Xen project Mailing List

On Tue, Feb 7, 2017 at 11:57 AM, Razvan Cojocaru <rcojocaru@xxxxxxxxxxxxxxx> wrote:

On 02/07/2017 08:39 PM, Andrew Cooper wrote:
> On 07/02/17 18:31, Razvan Cojocaru wrote:
>> On 02/07/2017 08:15 PM, Tamas K Lengyel wrote:
>>>
>>> On Tue, Feb 7, 2017 at 9:53 AM, Razvan Cojocaru
>>> <rcojocaru@xxxxxxxxxxxxxxx <mailto:rcojocaru@bitdefender.com>> wrote:
>>>
>>> Hello,
>>>
>>> Setting, e.g. 16 VCPUs for a HVM guest, ends up blocking the guest
>>> completely when subscribing to vm_events, apparently because of this
>>> code in xen/common/vm_event.c:
>>>
>>> 315 /* Give this vCPU a black eye if necessary, on the way out.
>>> 316 * See the comments above wake_blocked() for more information
>>> 317 * on how this mechanism works to avoid waiting. */
>>> 318 avail_req = vm_event_ring_available(ved);
>>> 319 if( current->domain == d && avail_req < d->max_vcpus )
>>> 320 vm_event_mark_and_pause(current, ved);
>>>
>>> It would appear that even if the guest only has 2 online VCPUs, the
>>> "avail_req < d->max_vcpus" condition will pause current, and we
>>> eventually end up with all the VCPUs paused.
>>>
>>> An ugly hack ("avail_req < 2") has allowed booting a guest with many
>>> VCPUs (max_vcpus, the guest only brings 2 VCPUs online), however that's
>>> just to prove that that was the culprit - a real solution to this needs
>>> more in-depth understading of the issue and potential solution.
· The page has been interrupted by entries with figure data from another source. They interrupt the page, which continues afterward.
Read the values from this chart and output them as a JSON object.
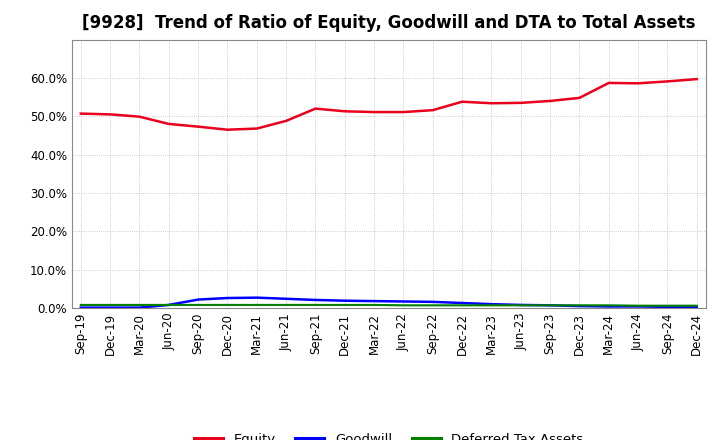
{
  "title": "[9928]  Trend of Ratio of Equity, Goodwill and DTA to Total Assets",
  "x_labels": [
    "Sep-19",
    "Dec-19",
    "Mar-20",
    "Jun-20",
    "Sep-20",
    "Dec-20",
    "Mar-21",
    "Jun-21",
    "Sep-21",
    "Dec-21",
    "Mar-22",
    "Jun-22",
    "Sep-22",
    "Dec-22",
    "Mar-23",
    "Jun-23",
    "Sep-23",
    "Dec-23",
    "Mar-24",
    "Jun-24",
    "Sep-24",
    "Dec-24"
  ],
  "equity": [
    0.507,
    0.505,
    0.499,
    0.48,
    0.473,
    0.465,
    0.468,
    0.488,
    0.52,
    0.513,
    0.511,
    0.511,
    0.516,
    0.538,
    0.534,
    0.535,
    0.54,
    0.548,
    0.587,
    0.586,
    0.591,
    0.597
  ],
  "goodwill": [
    0.001,
    0.001,
    0.001,
    0.008,
    0.022,
    0.026,
    0.027,
    0.024,
    0.021,
    0.019,
    0.018,
    0.017,
    0.016,
    0.013,
    0.01,
    0.008,
    0.007,
    0.005,
    0.004,
    0.004,
    0.003,
    0.002
  ],
  "dta": [
    0.008,
    0.008,
    0.008,
    0.008,
    0.008,
    0.008,
    0.008,
    0.008,
    0.008,
    0.008,
    0.008,
    0.007,
    0.007,
    0.007,
    0.007,
    0.007,
    0.007,
    0.007,
    0.007,
    0.006,
    0.006,
    0.006
  ],
  "equity_color": "#e8001c",
  "goodwill_color": "#0000ff",
  "dta_color": "#008000",
  "ylim": [
    0.0,
    0.7
  ],
  "yticks": [
    0.0,
    0.1,
    0.2,
    0.3,
    0.4,
    0.5,
    0.6
  ],
  "background_color": "#ffffff",
  "plot_bg_color": "#ffffff",
  "grid_color": "#bbbbbb",
  "title_fontsize": 12,
  "tick_fontsize": 8.5,
  "legend_labels": [
    "Equity",
    "Goodwill",
    "Deferred Tax Assets"
  ]
}
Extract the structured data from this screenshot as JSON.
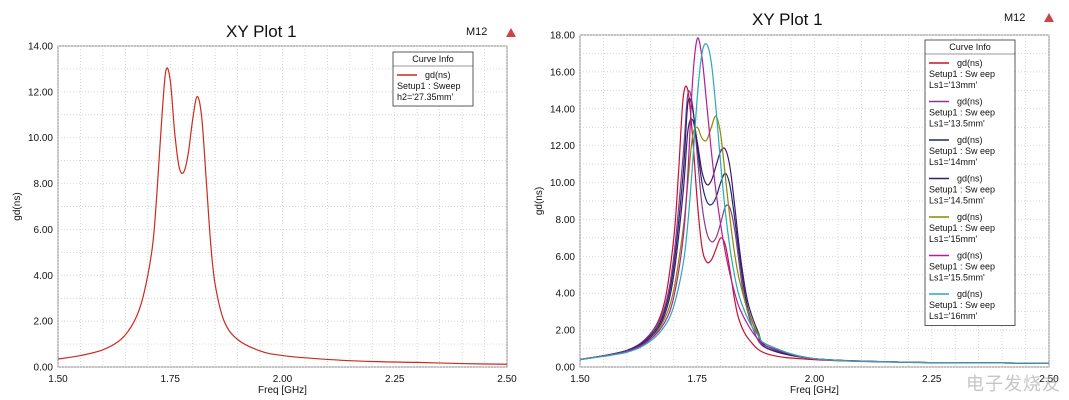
{
  "chart_data": [
    {
      "type": "line",
      "title": "XY Plot 1",
      "badge": "M12",
      "xlabel": "Freq [GHz]",
      "ylabel": "gd(ns)",
      "xlim": [
        1.5,
        2.5
      ],
      "ylim": [
        0,
        14
      ],
      "xticks": [
        "1.50",
        "1.75",
        "2.00",
        "2.25",
        "2.50"
      ],
      "yticks": [
        "0.00",
        "2.00",
        "4.00",
        "6.00",
        "8.00",
        "10.00",
        "12.00",
        "14.00"
      ],
      "grid": true,
      "legend": {
        "title": "Curve Info",
        "placement": "top-right",
        "entries": [
          {
            "name": "gd(ns)",
            "line2": "Setup1 : Sweep",
            "line3": "h2='27.35mm'",
            "color": "#cc2a1f"
          }
        ]
      },
      "series": [
        {
          "name": "gd(ns)",
          "color": "#cc2a1f",
          "x": [
            1.5,
            1.55,
            1.6,
            1.64,
            1.67,
            1.69,
            1.71,
            1.72,
            1.73,
            1.74,
            1.75,
            1.76,
            1.77,
            1.78,
            1.79,
            1.8,
            1.81,
            1.82,
            1.83,
            1.84,
            1.85,
            1.87,
            1.9,
            1.95,
            2.0,
            2.1,
            2.2,
            2.3,
            2.4,
            2.5
          ],
          "y": [
            0.35,
            0.5,
            0.75,
            1.2,
            2.0,
            3.1,
            5.2,
            7.5,
            10.5,
            12.9,
            12.5,
            10.2,
            8.7,
            8.5,
            9.3,
            10.8,
            11.8,
            10.9,
            8.2,
            5.4,
            3.6,
            2.0,
            1.2,
            0.7,
            0.5,
            0.33,
            0.24,
            0.2,
            0.15,
            0.12
          ]
        }
      ]
    },
    {
      "type": "line",
      "title": "XY Plot 1",
      "badge": "M12",
      "xlabel": "Freq [GHz]",
      "ylabel": "gd(ns)",
      "xlim": [
        1.5,
        2.5
      ],
      "ylim": [
        0,
        18
      ],
      "xticks": [
        "1.50",
        "1.75",
        "2.00",
        "2.25",
        "2.50"
      ],
      "yticks": [
        "0.00",
        "2.00",
        "4.00",
        "6.00",
        "8.00",
        "10.00",
        "12.00",
        "14.00",
        "16.00",
        "18.00"
      ],
      "grid": true,
      "legend": {
        "title": "Curve Info",
        "placement": "top-right",
        "entries": [
          {
            "name": "gd(ns)",
            "line2": "Setup1 : Sw eep",
            "line3": "Ls1='13mm'",
            "color": "#c8102e"
          },
          {
            "name": "gd(ns)",
            "line2": "Setup1 : Sw eep",
            "line3": "Ls1='13.5mm'",
            "color": "#8b3a8b"
          },
          {
            "name": "gd(ns)",
            "line2": "Setup1 : Sw eep",
            "line3": "Ls1='14mm'",
            "color": "#1f2a70"
          },
          {
            "name": "gd(ns)",
            "line2": "Setup1 : Sw eep",
            "line3": "Ls1='14.5mm'",
            "color": "#3d1a6e"
          },
          {
            "name": "gd(ns)",
            "line2": "Setup1 : Sw eep",
            "line3": "Ls1='15mm'",
            "color": "#8a8a00"
          },
          {
            "name": "gd(ns)",
            "line2": "Setup1 : Sw eep",
            "line3": "Ls1='15.5mm'",
            "color": "#b01f9a"
          },
          {
            "name": "gd(ns)",
            "line2": "Setup1 : Sw eep",
            "line3": "Ls1='16mm'",
            "color": "#2aa8b8"
          }
        ]
      },
      "series": [
        {
          "name": "gd(ns) Ls1='13mm'",
          "color": "#c8102e",
          "x": [
            1.5,
            1.6,
            1.65,
            1.68,
            1.7,
            1.71,
            1.72,
            1.73,
            1.74,
            1.75,
            1.76,
            1.77,
            1.78,
            1.79,
            1.8,
            1.81,
            1.82,
            1.83,
            1.84,
            1.86,
            1.9,
            2.0,
            2.2,
            2.4,
            2.5
          ],
          "y": [
            0.4,
            0.9,
            1.8,
            3.5,
            7.0,
            10.5,
            14.6,
            15.0,
            12.5,
            9.0,
            6.5,
            5.7,
            5.8,
            6.4,
            7.0,
            6.6,
            5.2,
            3.6,
            2.5,
            1.5,
            0.7,
            0.4,
            0.25,
            0.22,
            0.2
          ]
        },
        {
          "name": "gd(ns) Ls1='13.5mm'",
          "color": "#8b3a8b",
          "x": [
            1.5,
            1.6,
            1.65,
            1.68,
            1.7,
            1.72,
            1.73,
            1.74,
            1.75,
            1.76,
            1.77,
            1.78,
            1.79,
            1.8,
            1.81,
            1.82,
            1.83,
            1.84,
            1.85,
            1.87,
            1.9,
            2.0,
            2.2,
            2.4,
            2.5
          ],
          "y": [
            0.4,
            0.9,
            1.8,
            3.2,
            6.0,
            11.5,
            14.8,
            14.2,
            11.5,
            8.8,
            7.3,
            6.8,
            7.0,
            7.8,
            8.7,
            8.6,
            7.4,
            5.5,
            3.8,
            2.0,
            1.0,
            0.45,
            0.26,
            0.22,
            0.2
          ]
        },
        {
          "name": "gd(ns) Ls1='14mm'",
          "color": "#1f2a70",
          "x": [
            1.5,
            1.6,
            1.65,
            1.68,
            1.7,
            1.72,
            1.73,
            1.74,
            1.75,
            1.76,
            1.77,
            1.78,
            1.79,
            1.8,
            1.81,
            1.82,
            1.83,
            1.84,
            1.85,
            1.86,
            1.88,
            1.9,
            2.0,
            2.2,
            2.4,
            2.5
          ],
          "y": [
            0.4,
            0.9,
            1.7,
            3.0,
            5.5,
            10.5,
            14.3,
            14.0,
            12.0,
            10.0,
            9.0,
            8.8,
            9.2,
            10.0,
            10.5,
            9.8,
            8.0,
            6.0,
            4.2,
            3.0,
            1.7,
            1.0,
            0.45,
            0.26,
            0.22,
            0.2
          ]
        },
        {
          "name": "gd(ns) Ls1='14.5mm'",
          "color": "#3d1a6e",
          "x": [
            1.5,
            1.6,
            1.65,
            1.68,
            1.7,
            1.72,
            1.73,
            1.74,
            1.75,
            1.76,
            1.77,
            1.78,
            1.79,
            1.8,
            1.81,
            1.82,
            1.83,
            1.84,
            1.85,
            1.86,
            1.88,
            1.9,
            2.0,
            2.2,
            2.4,
            2.5
          ],
          "y": [
            0.4,
            0.85,
            1.6,
            2.8,
            5.0,
            9.5,
            12.8,
            13.4,
            12.2,
            10.6,
            9.9,
            10.1,
            10.9,
            11.7,
            11.8,
            10.8,
            8.7,
            6.4,
            4.6,
            3.3,
            1.9,
            1.1,
            0.45,
            0.26,
            0.22,
            0.2
          ]
        },
        {
          "name": "gd(ns) Ls1='15mm'",
          "color": "#8a8a00",
          "x": [
            1.5,
            1.6,
            1.65,
            1.68,
            1.7,
            1.72,
            1.73,
            1.74,
            1.75,
            1.76,
            1.77,
            1.78,
            1.79,
            1.8,
            1.81,
            1.82,
            1.83,
            1.84,
            1.86,
            1.88,
            1.9,
            2.0,
            2.2,
            2.4,
            2.5
          ],
          "y": [
            0.4,
            0.85,
            1.5,
            2.6,
            4.2,
            7.5,
            10.0,
            12.5,
            13.0,
            12.4,
            12.3,
            13.0,
            13.6,
            12.6,
            10.3,
            8.0,
            6.1,
            4.7,
            2.9,
            1.8,
            1.2,
            0.45,
            0.26,
            0.22,
            0.2
          ]
        },
        {
          "name": "gd(ns) Ls1='15.5mm'",
          "color": "#b01f9a",
          "x": [
            1.5,
            1.6,
            1.65,
            1.68,
            1.7,
            1.72,
            1.73,
            1.74,
            1.75,
            1.76,
            1.77,
            1.78,
            1.79,
            1.8,
            1.81,
            1.82,
            1.83,
            1.84,
            1.86,
            1.88,
            1.9,
            2.0,
            2.2,
            2.4,
            2.5
          ],
          "y": [
            0.4,
            0.85,
            1.5,
            2.4,
            3.8,
            7.0,
            10.5,
            15.5,
            17.8,
            16.8,
            14.3,
            11.7,
            9.5,
            7.7,
            6.2,
            5.0,
            4.0,
            3.2,
            2.2,
            1.5,
            1.1,
            0.45,
            0.26,
            0.22,
            0.2
          ]
        },
        {
          "name": "gd(ns) Ls1='16mm'",
          "color": "#2aa8b8",
          "x": [
            1.5,
            1.6,
            1.65,
            1.68,
            1.7,
            1.72,
            1.73,
            1.74,
            1.75,
            1.76,
            1.77,
            1.78,
            1.79,
            1.8,
            1.81,
            1.82,
            1.83,
            1.84,
            1.86,
            1.88,
            1.9,
            2.0,
            2.2,
            2.4,
            2.5
          ],
          "y": [
            0.4,
            0.8,
            1.4,
            2.2,
            3.3,
            5.6,
            7.8,
            11.0,
            14.6,
            17.0,
            17.5,
            16.5,
            14.0,
            11.0,
            8.4,
            6.4,
            4.9,
            3.8,
            2.5,
            1.7,
            1.2,
            0.45,
            0.26,
            0.22,
            0.2
          ]
        }
      ]
    }
  ],
  "watermark": "电子发烧友"
}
That's
>>> basically very old code (pre-2012 at least) that got moved around into
>>> the current shape of Xen today - please CC anyone relevant to the
>>> discussion that you're aware of.
>>>
>>> Thoughts?
>>>
>>>
>>> I think is a side-effect of the growth of the vm_event structure and the
>>> fact that we have a single page ring. The check effectively sets a
>>> threshold of having enough space for each vCPU to place at least one
>>> more event on the ring, and if that's not the case it gets paused. OTOH
>>> I think this would only have an effect on asynchronous events, for all
>>> other events the vCPU is already paused. Is that the case you have?
>> No, on the contrary, all my events are synchronous (the VCPU is paused
>> waiting for the vm_event reply).
>>
>> I've debugged this a bit, and the problem seems to be that
>> vm_event_wake_blocked() breaks here:
>>
>> 150 /* We remember which vcpu last woke up to avoid scanning always
>> linearly
>> 151 * from zero and starving higher-numbered vcpus under high load */
>> 152 if ( d->vcpu )
>> 153 {
>> 154 int i, j, k;
>> 155
>> 156 for (i = ved->last_vcpu_wake_up + 1, j = 0; j <
>> d->max_vcpus; i++, j++)
>> 157 {
>> 158 k = i % d->max_vcpus;
>> 159 v = d->vcpu[k];
>> 160 if ( !v )
>> 161 continue;
>> 162
>> 163 if ( !(ved->blocked) || online >= avail_req )
>> 164 break;
>> 165
>> 166 if ( test_and_clear_bit(ved->pause_flag, &v->pause_flags) )
>> 167 {
>> 168 vcpu_unpause(v);
>> 169 online++;
>> 170 ved->blocked--;
>> 171 ved->last_vcpu_wake_up = k;
>> 172 }
>> 173 }
>> 174 }
>>
>> at "if ( !(ved->blocked) || online >= avail_req )". At this point,
>> nothing ever gets unblocked. It's hard to believe that this is desired
>> behaviour, as I don't know what could possibly happen for that condition
>> to become false once all the online VCPUs are stuck (especially when the
>> guest has just started booting).

Ah I see what happens. During boot vCPU 0 generates an event and gets marked blocked because the number of vCPUs is so high. The other vCPUs are still unblocked since they are idle, but this test here will still be true (online >= avail_req) and thus we can never unblock vCPU0. And then the boot process is hanging because vCPU0 never resumes. I would argue that this test should be changed to check that there is at least 1 spot on the ring and only break if that is not the case anymore (ie. instead of incrementing online we should be decrementing avail_req).

>
> I wouldn't bet that this logic has ever been tested. If you recall, the
> addition of register state into the vm_event ring made each entry far
> larger, which in turns makes it more likely to hit this condition.
>
> However, simply fixing the logic to re-online the cpus isn't a good
> solution either, as having $N vcpus paused at any one time because of
> ring contention is not conducive good system performance.
>
> Realistically, the ring size needs to be max_cpus * sizeof(largest
> vm_event) at an absolute minimum, and I guess this is now beyond 1 page?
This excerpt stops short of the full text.